The insect repellent N, N-diethyl-m-toluamide (DEET) is exceptionally effective against mosquitoes and ticks and also repels chiggers, fleas, gnats, and some flies. DEET is available in concentrations of 5-99%. Higher concentrations usually provide longer-lasting protection. Concentrations above 50% have not been shown to be more effective. Topically applied DEET is generally accepted as safe–toxic and allergic reactions are rare. Mild skin reactions and hives have been reported with DEET application. DEET may leave an oily or sticky feeling on skin and it may damage clothing or accessories made from synthetic fibers and plastics. For children, the American Academy of Pediatrics recommends using products containing no more than 30% DEET on children and infants over 2 months old.

Another repellent, picaridin provides protection against mosquitoes, ticks, fleas, chiggers and flies and is available in concentrations of 5-20%, with higher concentrations commonly supplying longer lasting protection. Picaridin seems to be as effective as DEET against mosquitoes when used at comparable concentrations. Picaridin may cause skin and eye irritations, though it appears to be less irritating than products containing DEET. For children, the American Academy of Pediatrics endorses using products containing up to 10% of picaridin.

Oil of lemon eucalyptus is a naturally occurring compound from the lemon eucalyptus tree, effective at deterring mosquitoes, ticks, flies and gnats. It has been shown in field studies to provide up to 6 hours of protection against malaria-transmitting mosquitoes and is as effective as DEET in some mosquito lab and field studies. This compound can cause eye and skin irritation and allergic skin reactions have been reported. Since there is a lack of safety studies in children younger than 3 years old, products containing oil of lemon eucalyptus are not recommended.

Nootkatone is a novel ingredient developed by the CDC along with the company Evolva. Nootkatone, a natural compound found in grapefruit and Alaska yellow cedar trees, repels and kill ticks and mosquitoes. It was recently registered as a biopesticide and insecticide by the EPA and approved for use as an insect repellent. This ingredient is expected to be commercially available in 2022.

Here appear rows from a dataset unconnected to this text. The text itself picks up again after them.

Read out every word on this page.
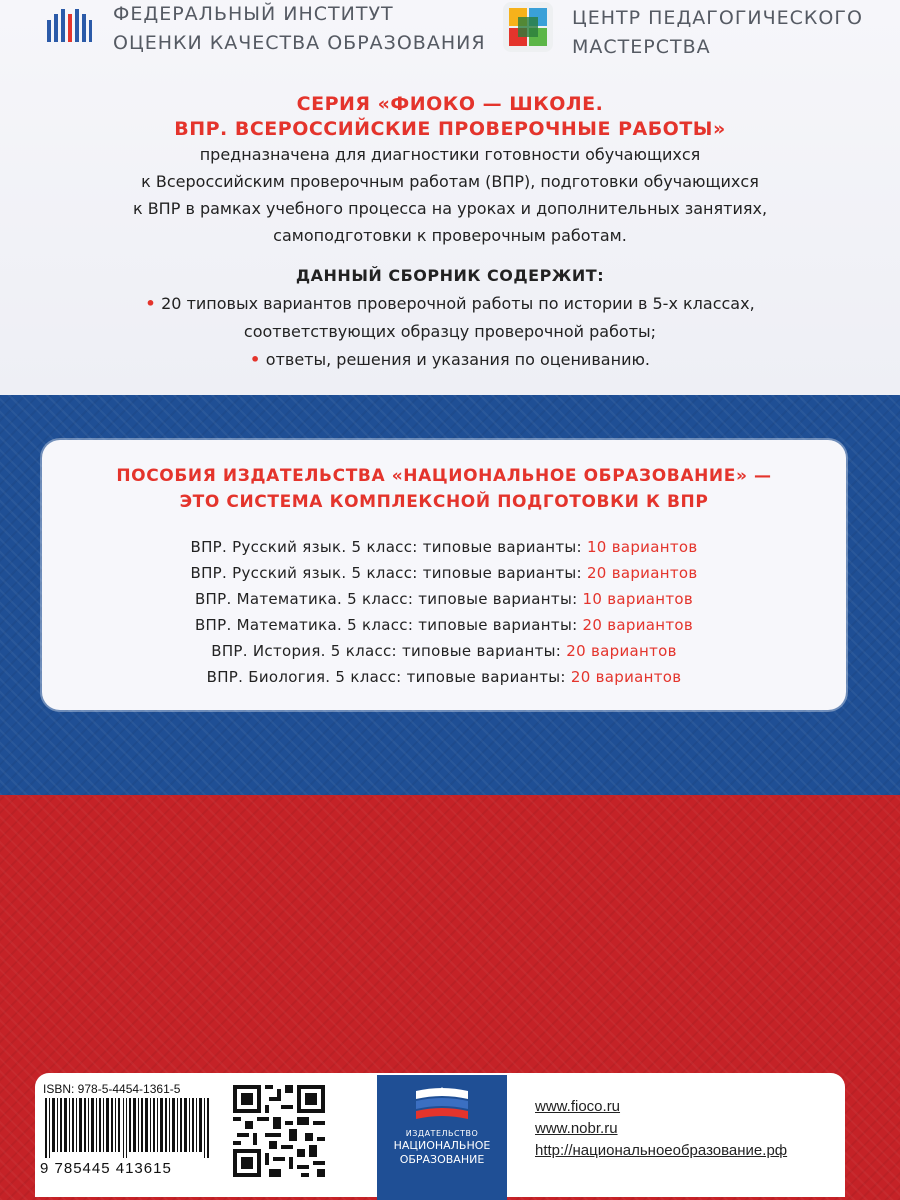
ФЕДЕРАЛЬНЫЙ ИНСТИТУТ
ОЦЕНКИ КАЧЕСТВА ОБРАЗОВАНИЯ
ЦЕНТР ПЕДАГОГИЧЕСКОГО
МАСТЕРСТВА
СЕРИЯ «ФИОКО — ШКОЛЕ.
ВПР. ВСЕРОССИЙСКИЕ ПРОВЕРОЧНЫЕ РАБОТЫ»
предназначена для диагностики готовности обучающихся
к Всероссийским проверочным работам (ВПР), подготовки обучающихся
к ВПР в рамках учебного процесса на уроках и дополнительных занятиях,
самоподготовки к проверочным работам.
ДАННЫЙ СБОРНИК СОДЕРЖИТ:
• 20 типовых вариантов проверочной работы по истории в 5-х классах,
соответствующих образцу проверочной работы;
• ответы, решения и указания по оцениванию.
ПОСОБИЯ ИЗДАТЕЛЬСТВА «НАЦИОНАЛЬНОЕ ОБРАЗОВАНИЕ» —
ЭТО СИСТЕМА КОМПЛЕКСНОЙ ПОДГОТОВКИ К ВПР
ВПР. Русский язык. 5 класс: типовые варианты: 10 вариантов
ВПР. Русский язык. 5 класс: типовые варианты: 20 вариантов
ВПР. Математика. 5 класс: типовые варианты: 10 вариантов
ВПР. Математика. 5 класс: типовые варианты: 20 вариантов
ВПР. История. 5 класс: типовые варианты: 20 вариантов
ВПР. Биология. 5 класс: типовые варианты: 20 вариантов
ISBN: 978-5-4454-1361-5
9 785445 413615
ИЗДАТЕЛЬСТВО
НАЦИОНАЛЬНОЕ
ОБРАЗОВАНИЕ
www.fioco.ru
www.nobr.ru
http://национальноеобразование.рф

BioUD is a synthetic version of a new insect repellent, 2-undecanone, which was originally derived from wild tomato plants. There are limited studies regarding its safety and efficacy since it is brand new, but the product claims to repels mosquitoes for up to 5 hours and ticks up to 2 hours. In lab studies, 2-undecanone has a comparable efficacy to DEET at 7-15%. BioUD can be applied to skin and clothing but may have a strong odor.

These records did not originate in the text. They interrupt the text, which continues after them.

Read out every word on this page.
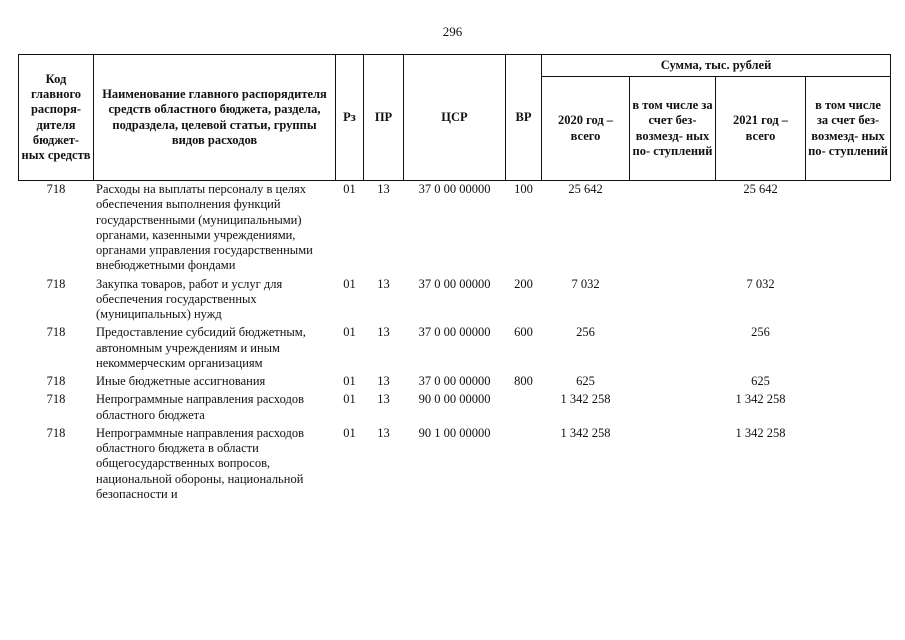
296
Код главного распоря- дителя бюджет- ных средств	Наименование главного распорядителя средств областного бюджета, раздела, подраздела, целевой статьи, группы видов расходов	Рз	ПР	ЦСР	ВР	Сумма, тыс. рублей			
						2020 год – всего	в том числе за счет без- возмезд- ных по- ступлений	2021 год – всего	в том числе за счет без- возмезд- ных по- ступлений
718	Расходы на выплаты персоналу в целях обеспечения выполнения функций государственными (муниципальными) органами, казенными учреждениями, органами управления государственными внебюджетными фондами	01	13	37 0 00 00000	100	25 642		25 642	
718	Закупка товаров, работ и услуг для обеспечения государственных (муниципальных) нужд	01	13	37 0 00 00000	200	7 032		7 032	
718	Предоставление субсидий бюджетным, автономным учреждениям и иным некоммерческим организациям	01	13	37 0 00 00000	600	256		256	
718	Иные бюджетные ассигнования	01	13	37 0 00 00000	800	625		625	
718	Непрограммные направления расходов областного бюджета	01	13	90 0 00 00000		1 342 258		1 342 258	
718	Непрограммные направления расходов областного бюджета в области общегосударственных вопросов, национальной обороны, национальной безопасности и	01	13	90 1 00 00000		1 342 258		1 342 258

Essential oils obtained from raw botanical materials including citronella, clove, geraniol, rosemary and peppermint provide limited and variable protection against mosquitoes. Combinations of essential oils tested in a laboratory show a 30-60 minute reduction in mosquito attraction to humans.

Citronella oil and plant

The more popular citronella oil-based insect repellents offer short-term protection against mosquitoes, but they seem not to be effective against ticks. In lab studies, the protection time against mosquito bites was short compared to DEET and the duration of protection with most citronella products is no more than 2 hours. Additionally, essential oils, including citronella-based products at high concentrations can cause skin irritation.
Permethrin 0.5% can be sprayed on clothing and outside gear to repel and kill mosquitoes and ticks. It should not be applied directly to skin. There is permethrin clothing for sale on sites like Amazon—this clothing remains active after multiple washings. In a study, individuals wearing permethrin-treated shoes and socks were over 73% less likely to be bitten by a tick then those not wearing treated footwear.

Spending time outdoors is more important than ever right now, but is important to be safe and protect yourself. Insect repellents are your first line of defense against most disease-causing insects, so be sure to use them!